Three Suspects Charged With Murder in Stabbing of Michigan Parents

Attack left the Michigan father dead and the mother in critical condition.

ByABC News
November 14, 2010, 11:03 AM

Nov.14, 2010— -- A Michigan couple's 17-year-old adopted daughter and two other people were charged this morning in connection to Friday's brutal attack on the couple. Police are still investigating the incident that left the father dead and the mother in critical condition, according to officials.

Jonathan Aaron Kurtz, 18, James Leslie Preston, 18, and Tia Marie-Mitchell Skinner, 17, where charged this morning with open murder, attempted murder and conspiracy to commit murder, according to Sgt. Daniel Drake of the Michigan State Police.

Paul and Mara Skinner were in bed around midnight Thursday when two people in Halloween masks broke into their Yale home through a bedroom window and began stabbing them as they slept, police said.

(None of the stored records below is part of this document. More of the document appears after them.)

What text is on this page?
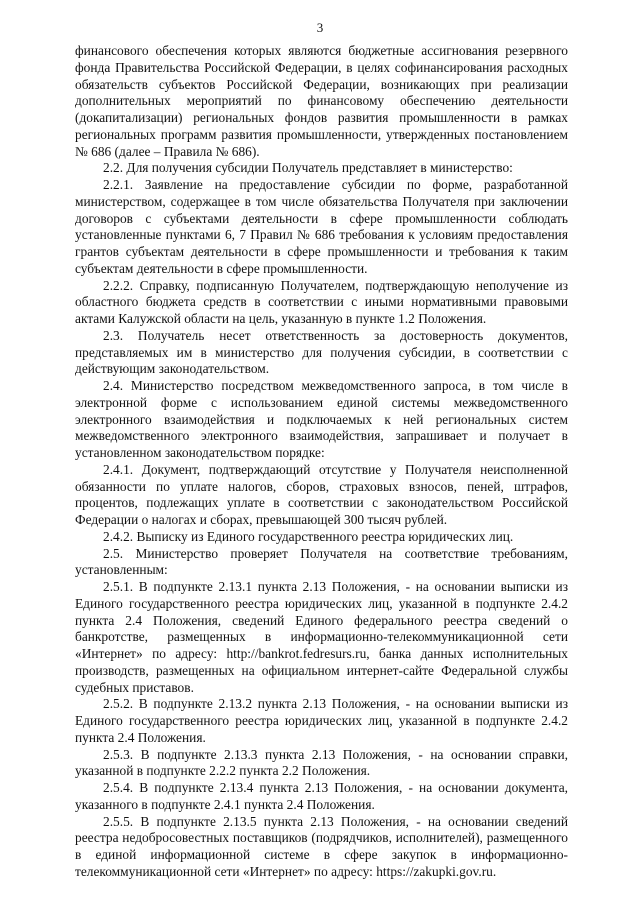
3

финансового обеспечения которых являются бюджетные ассигнования резервного фонда Правительства Российской Федерации, в целях софинансирования расходных обязательств субъектов Российской Федерации, возникающих при реализации дополнительных мероприятий по финансовому обеспечению деятельности (докапитализации) региональных фондов развития промышленности в рамках региональных программ развития промышленности, утвержденных постановлением № 686 (далее – Правила № 686).

2.2. Для получения субсидии Получатель представляет в министерство:

2.2.1. Заявление на предоставление субсидии по форме, разработанной министерством, содержащее в том числе обязательства Получателя при заключении договоров с субъектами деятельности в сфере промышленности соблюдать установленные пунктами 6, 7 Правил № 686 требования к условиям предоставления грантов субъектам деятельности в сфере промышленности и требования к таким субъектам деятельности в сфере промышленности.

2.2.2. Справку, подписанную Получателем, подтверждающую неполучение из областного бюджета средств в соответствии с иными нормативными правовыми актами Калужской области на цель, указанную в пункте 1.2 Положения.

2.3. Получатель несет ответственность за достоверность документов, представляемых им в министерство для получения субсидии, в соответствии с действующим законодательством.

2.4. Министерство посредством межведомственного запроса, в том числе в электронной форме с использованием единой системы межведомственного электронного взаимодействия и подключаемых к ней региональных систем межведомственного электронного взаимодействия, запрашивает и получает в установленном законодательством порядке:

2.4.1. Документ, подтверждающий отсутствие у Получателя неисполненной обязанности по уплате налогов, сборов, страховых взносов, пеней, штрафов, процентов, подлежащих уплате в соответствии с законодательством Российской Федерации о налогах и сборах, превышающей 300 тысяч рублей.

2.4.2. Выписку из Единого государственного реестра юридических лиц.

2.5. Министерство проверяет Получателя на соответствие требованиям, установленным:

2.5.1. В подпункте 2.13.1 пункта 2.13 Положения, - на основании выписки из Единого государственного реестра юридических лиц, указанной в подпункте 2.4.2 пункта 2.4 Положения, сведений Единого федерального реестра сведений о банкротстве, размещенных в информационно-телекоммуникационной сети «Интернет» по адресу: http://bankrot.fedresurs.ru, банка данных исполнительных производств, размещенных на официальном интернет-сайте Федеральной службы судебных приставов.

2.5.2. В подпункте 2.13.2 пункта 2.13 Положения, - на основании выписки из Единого государственного реестра юридических лиц, указанной в подпункте 2.4.2 пункта 2.4 Положения.

2.5.3. В подпункте 2.13.3 пункта 2.13 Положения, - на основании справки, указанной в подпункте 2.2.2 пункта 2.2 Положения.

2.5.4. В подпункте 2.13.4 пункта 2.13 Положения, - на основании документа, указанного в подпункте 2.4.1 пункта 2.4 Положения.

2.5.5. В подпункте 2.13.5 пункта 2.13 Положения, - на основании сведений реестра недобросовестных поставщиков (подрядчиков, исполнителей), размещенного в единой информационной системе в сфере закупок в информационно-телекоммуникационной сети «Интернет» по адресу: https://zakupki.gov.ru.
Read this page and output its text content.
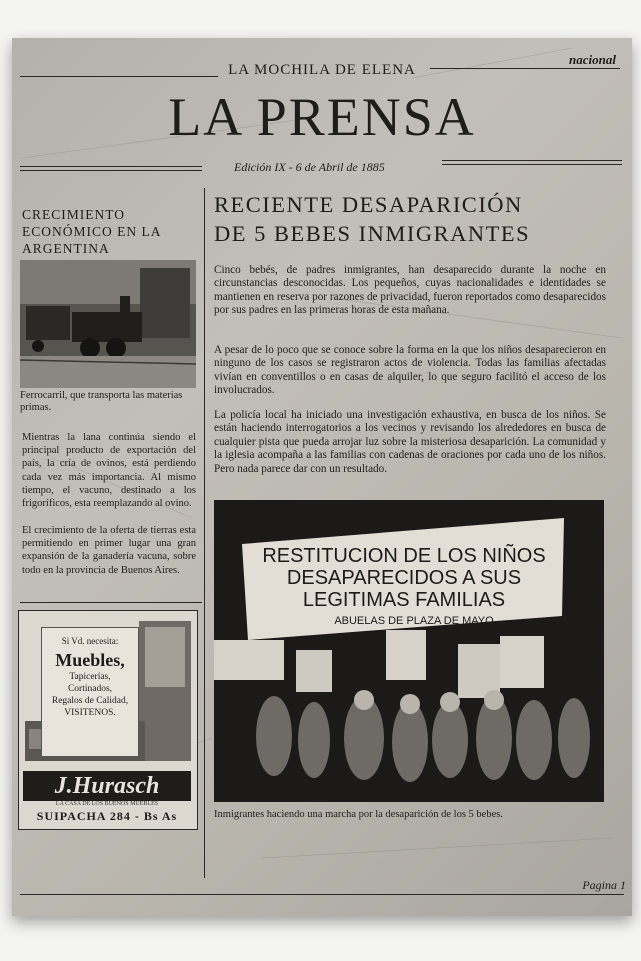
LA MOCHILA DE ELENA
nacional
LA PRENSA
Edición IX - 6 de Abril de 1885
CRECIMIENTO ECONÓMICO EN LA ARGENTINA
Ferrocarril, que transporta las materias primas.
Mientras la lana continúa siendo el principal producto de exportación del país, la cría de ovinos, está perdiendo cada vez más importancia. Al mismo tiempo, el vacuno, destinado a los frigoríficos, esta reemplazando al ovino.
El crecimiento de la oferta de tierras esta permitiendo en primer lugar una gran expansión de la ganadería vacuna, sobre todo en la provincia de Buenos Aires.
Si Vd. necesita:
Muebles,
Tapicerías,
Cortinados,
Regalos de Calidad,
VISITENOS.
J.Hurasch
LA CASA DE LOS BUENOS MUEBLES
SUIPACHA 284 - Bs As
RECIENTE DESAPARICIÓN
DE 5 BEBES INMIGRANTES
Cinco bebés, de padres inmigrantes, han desaparecido durante la noche en circunstancias desconocidas. Los pequeños, cuyas nacionalidades e identidades se mantienen en reserva por razones de privacidad, fueron reportados como desaparecidos por sus padres en las primeras horas de esta mañana.
A pesar de lo poco que se conoce sobre la forma en la que los niños desaparecieron en ninguno de los casos se registraron actos de violencia. Todas las familias afectadas vivían en conventillos o en casas de alquiler, lo que seguro facilitó el acceso de los involucrados.
La policía local ha iniciado una investigación exhaustiva, en busca de los niños. Se están haciendo interrogatorios a los vecinos y revisando los alrededores en busca de cualquier pista que pueda arrojar luz sobre la misteriosa desaparición. La comunidad y la iglesia acompaña a las familias con cadenas de oraciones por cada uno de los niños. Pero nada parece dar con un resultado.
RESTITUCION DE LOS NIÑOS
DESAPARECIDOS A SUS
LEGITIMAS FAMILIAS
ABUELAS DE PLAZA DE MAYO
Inmigrantes haciendo una marcha por la desaparición de los 5 bebes.
Pagina 1
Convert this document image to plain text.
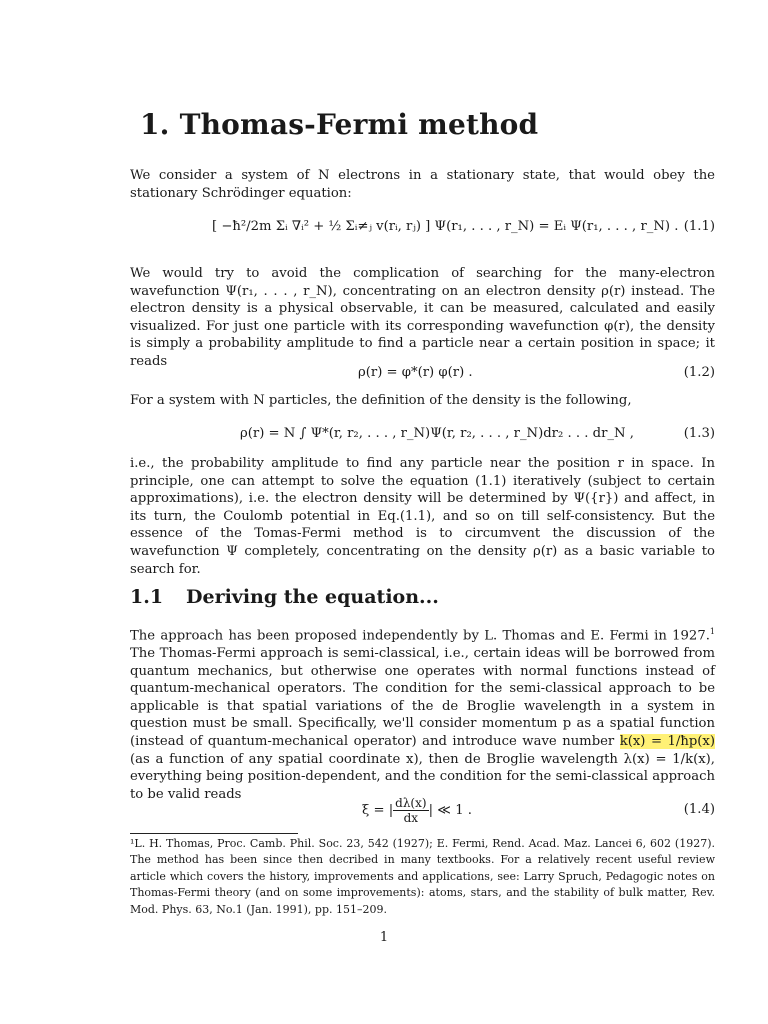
1. Thomas-Fermi method
We consider a system of N electrons in a stationary state, that would obey the stationary Schrödinger equation:
[ −ħ²/2m Σᵢ ∇ᵢ² + ½ Σᵢ≠ⱼ v(rᵢ, rⱼ) ] Ψ(r₁, . . . , r_N) = Eᵢ Ψ(r₁, . . . , r_N) . (1.1)
We would try to avoid the complication of searching for the many-electron wavefunction Ψ(r₁, . . . , r_N), concentrating on an electron density ρ(r) instead. The electron density is a physical observable, it can be measured, calculated and easily visualized. For just one particle with its corresponding wavefunction φ(r), the density is simply a probability amplitude to find a particle near a certain position in space; it reads
ρ(r) = φ*(r) φ(r) .	(1.2)
For a system with N particles, the definition of the density is the following,
ρ(r) = N ∫ Ψ*(r, r₂, . . . , r_N)Ψ(r, r₂, . . . , r_N)dr₂ . . . dr_N ,	(1.3)
i.e., the probability amplitude to find any particle near the position r in space. In principle, one can attempt to solve the equation (1.1) iteratively (subject to certain approximations), i.e. the electron density will be determined by Ψ({r}) and affect, in its turn, the Coulomb potential in Eq.(1.1), and so on till self-consistency. But the essence of the Tomas-Fermi method is to circumvent the discussion of the wavefunction Ψ completely, concentrating on the density ρ(r) as a basic variable to search for.
1.1 Deriving the equation...
The approach has been proposed independently by L. Thomas and E. Fermi in 1927.$^1$ The Thomas-Fermi approach is semi-classical, i.e., certain ideas will be borrowed from quantum mechanics, but otherwise one operates with normal functions instead of quantum-mechanical operators. The condition for the semi-classical approach to be applicable is that spatial variations of the de Broglie wavelength in a system in question must be small. Specifically, we'll consider momentum p as a spatial function (instead of quantum-mechanical operator) and introduce wave number k(x) = 1/ħp(x) (as a function of any spatial coordinate x), then de Broglie wavelength λ(x) = 1/k(x), everything being position-dependent, and the condition for the semi-classical approach to be valid reads
ξ = | $\frac{d\lambda(x)}{dx}$ | ≪ 1 .	(1.4)
¹L. H. Thomas, Proc. Camb. Phil. Soc. 23, 542 (1927); E. Fermi, Rend. Acad. Maz. Lancei 6, 602 (1927). The method has been since then decribed in many textbooks. For a relatively recent useful review article which covers the history, improvements and applications, see: Larry Spruch, Pedagogic notes on Thomas-Fermi theory (and on some improvements): atoms, stars, and the stability of bulk matter, Rev. Mod. Phys. 63, No.1 (Jan. 1991), pp. 151–209.
1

Paul Skinner, 47, was able to rouse himself to fight with the attackers, and was eventually able to drive them out of the house, police said.

"They both fought aggressively to save their lives," Yale Police Chief Michael Redman said. "The father was able to fight them back ... I believe saved his wife's life."

The couple's son, who was sleeping in the basement at the time of the attack, heard the commotion as his father was fighting the attackers out of the house and came to help, but too late, police said.

"The son heard a loud noise coming down stairways," Redman said. "When he came up to check, it was after the father was able to get them out of the house and he came in and collapsed."

Skinner's son tried to revive him, but was unable to, the police chief said.

Mara Skinner, a 44-year-old junior high school teacher, was stabbed more than 20 times, but was expected to recover, police said.

Two male suspects were arrested Friday. The Skinners' adopted daughter, who is their niece, Tia Marie-Mitchell Skinner, was in the house at the time of the attack. She was taken into custody Friday.

Michigan State Police Det. Pat Young said the Skinners had disapproved of a relationship the girl was having, and that "may have been a factor" in the attack.

"This was not a spur-of-the-moment, random act," Young said. "This was a planned event which involved several days."